1.           L’Office a appliqué un critère préliminaire et un fardeau de preuve erronés, de sorte qu’il a en fait automatiquement assimilé à des « marchandises à transporter » visées par [le paragraphe 113(1) de] la Loi une commande de wagons passée par un expéditeur;

2.           L’Office a appliqué un critère juridique erroné pour rechercher si le CN avait manqué à ses obligations en matière de service, et cela en considérant les commandes de wagons non satisfaites au cours d’une semaine donnée comme des « marchandises à transporter » accumulées, visées par [le paragraphe 113(1) de] la Loi, pour les semaines, mois et années à venir.

[32]      Le CN soutient que ces erreurs sont des questions de droit qui concernent la lecture correcte des mots « marchandises à transporter » au paragraphe 113(1) de la Loi.

[33]      Le premier moyen soulevé dans l’avis d’appel est formulé comme une question mélangée de fait et de droit (comment le droit devrait-il être appliqué aux faits?), et non comme une pure question de droit.

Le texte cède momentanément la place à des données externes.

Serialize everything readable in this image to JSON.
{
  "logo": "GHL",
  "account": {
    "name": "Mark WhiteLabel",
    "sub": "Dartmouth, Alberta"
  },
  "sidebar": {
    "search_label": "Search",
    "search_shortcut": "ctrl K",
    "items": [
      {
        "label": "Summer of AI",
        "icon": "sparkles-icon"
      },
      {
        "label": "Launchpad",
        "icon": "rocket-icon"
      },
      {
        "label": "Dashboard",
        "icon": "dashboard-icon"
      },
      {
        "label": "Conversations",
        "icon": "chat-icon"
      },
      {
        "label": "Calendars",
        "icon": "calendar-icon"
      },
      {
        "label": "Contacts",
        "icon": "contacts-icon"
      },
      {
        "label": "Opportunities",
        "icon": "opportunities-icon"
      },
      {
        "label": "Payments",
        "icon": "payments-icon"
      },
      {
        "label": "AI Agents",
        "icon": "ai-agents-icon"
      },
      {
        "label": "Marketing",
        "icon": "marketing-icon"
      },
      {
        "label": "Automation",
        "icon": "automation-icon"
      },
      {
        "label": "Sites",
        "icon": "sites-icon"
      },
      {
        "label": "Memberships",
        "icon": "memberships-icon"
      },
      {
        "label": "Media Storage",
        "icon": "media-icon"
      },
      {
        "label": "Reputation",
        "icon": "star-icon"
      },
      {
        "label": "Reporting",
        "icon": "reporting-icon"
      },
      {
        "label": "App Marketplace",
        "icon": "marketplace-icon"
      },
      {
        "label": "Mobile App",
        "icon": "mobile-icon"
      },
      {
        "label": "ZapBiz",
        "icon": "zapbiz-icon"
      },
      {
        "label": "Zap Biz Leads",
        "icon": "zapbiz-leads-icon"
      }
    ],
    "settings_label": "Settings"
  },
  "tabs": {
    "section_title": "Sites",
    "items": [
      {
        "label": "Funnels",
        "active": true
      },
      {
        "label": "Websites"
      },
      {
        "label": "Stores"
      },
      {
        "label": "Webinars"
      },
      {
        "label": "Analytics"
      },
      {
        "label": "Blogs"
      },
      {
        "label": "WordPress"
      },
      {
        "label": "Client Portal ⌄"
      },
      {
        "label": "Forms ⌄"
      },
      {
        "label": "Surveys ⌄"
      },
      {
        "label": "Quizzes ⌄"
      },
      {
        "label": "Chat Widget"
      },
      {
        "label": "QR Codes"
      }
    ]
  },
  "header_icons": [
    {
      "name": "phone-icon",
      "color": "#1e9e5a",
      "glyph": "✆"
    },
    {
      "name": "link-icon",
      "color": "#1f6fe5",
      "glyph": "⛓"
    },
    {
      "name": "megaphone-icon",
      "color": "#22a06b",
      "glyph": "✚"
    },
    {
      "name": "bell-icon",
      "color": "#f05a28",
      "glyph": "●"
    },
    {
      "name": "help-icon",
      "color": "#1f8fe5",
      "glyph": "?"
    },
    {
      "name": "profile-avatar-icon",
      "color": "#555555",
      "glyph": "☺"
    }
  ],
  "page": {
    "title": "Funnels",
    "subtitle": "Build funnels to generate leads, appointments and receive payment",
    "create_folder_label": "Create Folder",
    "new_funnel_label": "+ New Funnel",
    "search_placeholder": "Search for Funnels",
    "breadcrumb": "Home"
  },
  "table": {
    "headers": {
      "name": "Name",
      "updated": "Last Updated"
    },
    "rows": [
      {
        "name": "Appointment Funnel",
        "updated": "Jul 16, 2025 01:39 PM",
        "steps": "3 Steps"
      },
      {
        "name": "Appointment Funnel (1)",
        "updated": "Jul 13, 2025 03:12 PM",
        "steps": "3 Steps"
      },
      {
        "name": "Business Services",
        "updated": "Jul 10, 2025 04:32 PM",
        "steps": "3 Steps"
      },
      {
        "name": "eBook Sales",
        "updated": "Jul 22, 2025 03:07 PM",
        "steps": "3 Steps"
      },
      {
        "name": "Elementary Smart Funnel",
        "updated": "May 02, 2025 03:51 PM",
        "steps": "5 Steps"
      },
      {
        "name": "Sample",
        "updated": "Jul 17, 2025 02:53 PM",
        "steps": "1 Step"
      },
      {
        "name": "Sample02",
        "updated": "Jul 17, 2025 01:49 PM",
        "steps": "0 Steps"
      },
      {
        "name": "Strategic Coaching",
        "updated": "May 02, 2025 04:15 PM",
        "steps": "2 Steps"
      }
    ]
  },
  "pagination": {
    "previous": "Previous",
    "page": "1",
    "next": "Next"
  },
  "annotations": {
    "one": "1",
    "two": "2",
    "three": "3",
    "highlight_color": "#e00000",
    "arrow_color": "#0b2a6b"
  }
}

S’agissant de la seconde erreur, le CN soutient que l’Office a appliqué un critère juridique erroné, mais cette thèse pourrait aussi être interprétée comme une objection à la manière dont l’Office a qualifié les commandes non satisfaites eu égard aux faits. Dans les deux cas, Emerson soutient qu’il s’agit de points intimement liés aux faits qui sont, d’une certaine manière, insuffisamment juridiques et donc qui ne peuvent être portés en appel en vertu du paragraphe 41(1) de la Loi.

[34]      Je rejette cette thèse. Selon moi, le caractère essentiel de l’appel qui ressort de ce moyen est l’erreur de droit commise par l’Office, à savoir son interprétation juridiquement erronée du paragraphe 113(1).

[35]      Nous constatons à cet égard que le paragraphe 113(1) comporte deux parties : un événement qui fait jouer l’obligation juridique du transporteur de transporter des marchandises, à savoir que l’expéditeur a « des marchandises à transporter », et l’obligation juridique du transporteur de recevoir, transporter et livrer ces marchandises sans délai et avec le soin et la diligence voulus. Les deux moyens d’appel se concentrent sur l’événement générateur : qu’entend-on par « marchandises à transporter »? En droit, que doit faire un expéditeur comme Emerson pour faire jouer l’obligation juridique du transporteur de recevoir, transporter et livrer les marchandises? Autrement dit, en droit, quel est l’événement générateur de l’obligation juridique du transporteur, et dans quelles circonstances se produit-il?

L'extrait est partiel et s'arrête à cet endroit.